Wong-Ng was a research associate and lecturer in the chemistry department at the University of Toronto. From 1981 to 1985, she was a critical review scientist at the International Centre for Diffraction Data. Wong-Ng was a research scientist in the chemistry department at University of Maryland, College Park and a research associate in the ceramics division at the National Bureau of Standards from 1985 to 1988. Since 1988, Wong-Ng works as a research chemist in the ceramics division at the National Institute of Standards and Technology. She served as president the Association of NIST Asian Pacific Americans from 2000 to 2003.

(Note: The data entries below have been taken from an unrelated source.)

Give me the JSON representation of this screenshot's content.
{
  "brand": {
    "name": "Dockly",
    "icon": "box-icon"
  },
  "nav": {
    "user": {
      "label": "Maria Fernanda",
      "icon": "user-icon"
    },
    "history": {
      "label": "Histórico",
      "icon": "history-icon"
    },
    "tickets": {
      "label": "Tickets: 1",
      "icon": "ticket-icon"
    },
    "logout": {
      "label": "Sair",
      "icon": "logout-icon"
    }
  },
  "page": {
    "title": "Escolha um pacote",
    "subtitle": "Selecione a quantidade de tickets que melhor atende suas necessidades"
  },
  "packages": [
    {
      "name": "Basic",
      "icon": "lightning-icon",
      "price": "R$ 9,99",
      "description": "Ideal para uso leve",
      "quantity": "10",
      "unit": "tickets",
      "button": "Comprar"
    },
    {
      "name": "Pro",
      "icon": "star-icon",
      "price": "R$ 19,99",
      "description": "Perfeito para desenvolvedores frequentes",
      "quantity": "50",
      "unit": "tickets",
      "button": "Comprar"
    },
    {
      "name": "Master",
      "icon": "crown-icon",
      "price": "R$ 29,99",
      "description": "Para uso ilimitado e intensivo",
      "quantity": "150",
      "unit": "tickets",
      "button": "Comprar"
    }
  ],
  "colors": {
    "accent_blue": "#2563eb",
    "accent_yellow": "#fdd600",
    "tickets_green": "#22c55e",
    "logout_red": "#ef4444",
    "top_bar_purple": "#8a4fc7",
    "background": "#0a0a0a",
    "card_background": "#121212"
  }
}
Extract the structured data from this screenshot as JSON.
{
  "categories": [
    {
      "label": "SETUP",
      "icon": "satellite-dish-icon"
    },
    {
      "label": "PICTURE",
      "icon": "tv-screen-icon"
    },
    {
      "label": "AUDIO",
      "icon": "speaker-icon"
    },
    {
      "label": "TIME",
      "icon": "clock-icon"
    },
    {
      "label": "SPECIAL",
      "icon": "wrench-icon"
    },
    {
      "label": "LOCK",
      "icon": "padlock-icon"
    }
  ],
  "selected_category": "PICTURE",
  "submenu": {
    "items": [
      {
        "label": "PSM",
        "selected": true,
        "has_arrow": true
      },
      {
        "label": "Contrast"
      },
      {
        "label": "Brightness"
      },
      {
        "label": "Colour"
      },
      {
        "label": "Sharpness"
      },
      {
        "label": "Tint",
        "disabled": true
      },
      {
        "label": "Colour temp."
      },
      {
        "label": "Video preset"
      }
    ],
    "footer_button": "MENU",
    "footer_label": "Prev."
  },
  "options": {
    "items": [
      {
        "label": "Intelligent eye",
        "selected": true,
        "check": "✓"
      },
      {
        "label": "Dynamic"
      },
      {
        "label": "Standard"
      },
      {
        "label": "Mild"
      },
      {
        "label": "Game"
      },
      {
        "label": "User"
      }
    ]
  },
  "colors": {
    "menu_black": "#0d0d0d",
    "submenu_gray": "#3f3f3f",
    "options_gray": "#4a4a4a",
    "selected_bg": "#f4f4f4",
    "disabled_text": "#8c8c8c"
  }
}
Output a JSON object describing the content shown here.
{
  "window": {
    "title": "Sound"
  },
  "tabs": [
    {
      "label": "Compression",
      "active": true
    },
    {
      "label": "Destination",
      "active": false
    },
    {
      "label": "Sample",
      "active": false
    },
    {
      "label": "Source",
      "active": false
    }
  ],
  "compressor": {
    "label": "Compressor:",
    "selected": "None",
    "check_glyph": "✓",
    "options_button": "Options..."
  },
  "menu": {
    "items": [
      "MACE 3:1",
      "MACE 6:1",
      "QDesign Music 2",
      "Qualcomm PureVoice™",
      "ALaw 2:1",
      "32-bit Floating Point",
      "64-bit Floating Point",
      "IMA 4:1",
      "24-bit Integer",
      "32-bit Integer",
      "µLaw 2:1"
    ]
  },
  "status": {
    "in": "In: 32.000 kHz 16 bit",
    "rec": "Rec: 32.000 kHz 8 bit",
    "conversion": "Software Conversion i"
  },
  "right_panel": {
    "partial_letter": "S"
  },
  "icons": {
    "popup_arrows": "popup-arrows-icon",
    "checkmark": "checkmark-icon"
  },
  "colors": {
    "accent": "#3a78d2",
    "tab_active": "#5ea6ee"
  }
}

Wong-Ng's research interest includes materials for energy applications, thermoelectric standards, metrology, and data, sorbent materials for sustainability, and high throughput combinatorial approach for novel materials discovery and property optimization for energy conversion applications. She also researches crystallography, phase equilibria, and crystal chemistry of energy materials to understand their structure and property relationships. Structural studies involve synchrotron X-ray and neutron diffraction techniques.

== Awards and honors ==
In 2000, Wong-Ng became a fellow of the International Centre for Diffraction Data (ICDD). She was awarded fellow of the American Ceramic Society in 2002. In 2002 and 2008, she won the Department of Commerce Bronze Medal. In 2014, Wong-Ng was made fellow of the American Crystallographic Association. In 2012, she became a distinguished fellow of the ICDD and a Fellow of the American Association for the Advancement of Science. She became an academician of the World Academy of Ceramics in 2018.